There are a number of reasons why an employee might ask for a sabbatical, a career break. It can be due to family commitments, volunteering, travelling, studying or even for religious reasons. Employees are entitled to request that they take a sabbatical, but employers are the ones who can set the terms of who is eligible. Let’s take a look at the process and how it works.
Key points on sabbaticals
There are no laws that specifically deal with taking a sabbatical and employers don’t have to offer the option. However, it is best to have a clear policy regarding sabbaticals and career breaks so that employees know what the company position is on the topic. Sabbaticals are normally unpaid and are shorter while a career break is also unpaid but may last for longer.
Employers should lay out what period of break they would offer although they have the right to look at each situation on a case by case basis. It is important to consider who would cover the employee’s duties while they were on sabbatical and if it isn’t possible to cover them, this may the reason that the sabbatical request is refused.
But there needs to be a fair and consistent approach to the topic to avoid being accused of discrimination or treating employees favorably compared with others. It should also lay out things such as annual leave entitlement and contractual benefits while on sabbatical.
Reasons that are considered acceptable to refuse a sabbatical include:
- Poor attendance and performance
- Inability of the employer to cover the role
- Demand for customer service
- Current disciplinary proceedings
Why employers allow sabbaticals
At first glance, it may seem that there’s no real benefit to allowing your staff to take a sabbatical. But there are some points to consider. For starters, allowing someone some time away from their job could make the difference to physical or mental health – and prevent them from leaving their role entirely. It also saves on the cost of training a new employee for the role and you are making a saving in terms of their wages for the duration of the sabbatical.
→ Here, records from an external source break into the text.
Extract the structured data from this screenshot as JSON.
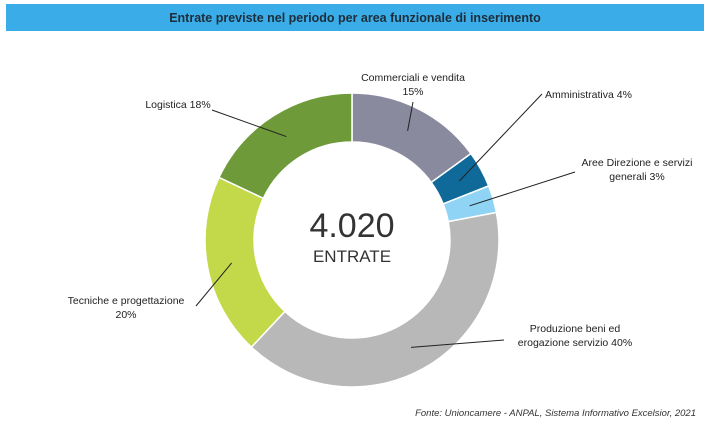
{
  "header": {
    "title": "Entrate previste nel periodo per area funzionale di inserimento"
  },
  "center": {
    "value": "4.020",
    "label": "ENTRATE"
  },
  "source": "Fonte: Unioncamere - ANPAL, Sistema Informativo Excelsior, 2021",
  "chart_data": {
    "type": "pie",
    "donut": true,
    "title": "Entrate previste nel periodo per area funzionale di inserimento",
    "slices": [
      {
        "name": "Commerciali e vendita",
        "value": 15,
        "color": "#8a8a9e",
        "label_lines": [
          "Commerciali e vendita",
          "15%"
        ]
      },
      {
        "name": "Amministrativa",
        "value": 4,
        "color": "#0f6a9a",
        "label_lines": [
          "Amministrativa 4%"
        ]
      },
      {
        "name": "Aree Direzione e servizi generali",
        "value": 3,
        "color": "#8fd4f4",
        "label_lines": [
          "Aree Direzione e servizi",
          "generali 3%"
        ]
      },
      {
        "name": "Produzione beni ed erogazione servizio",
        "value": 40,
        "color": "#b8b8b8",
        "label_lines": [
          "Produzione beni ed",
          "erogazione servizio 40%"
        ]
      },
      {
        "name": "Tecniche e progettazione",
        "value": 20,
        "color": "#c4d94a",
        "label_lines": [
          "Tecniche e progettazione",
          "20%"
        ]
      },
      {
        "name": "Logistica",
        "value": 18,
        "color": "#6e9a3a",
        "label_lines": [
          "Logistica 18%"
        ]
      }
    ]
  }
}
It is also worth discussing with the employee about taking a sabbatical when it is best for the company – usually the quietest time of the year. Maybe Christmas is a lull or the summer. Whatever the case, put forward this idea and that can help make it acceptable for both the employer and the employee.
Creating a process
Once you have laid out the basics of what an employee should consider when asking for a sabbatical, it is then important to create a process to request one and how this request is handled. For example, the employee would normally request it through their line manager, HR department or directly to the HR system if there is one.
It is important to have a clear start and end date of the sabbatical and that this is recorded in some kind of contract. This means the employee is clear on when the sabbatical starts and ends and also what their rights are during the time. It should also make clear that there is no payment for the period of the sabbatical unless this is agreed otherwise.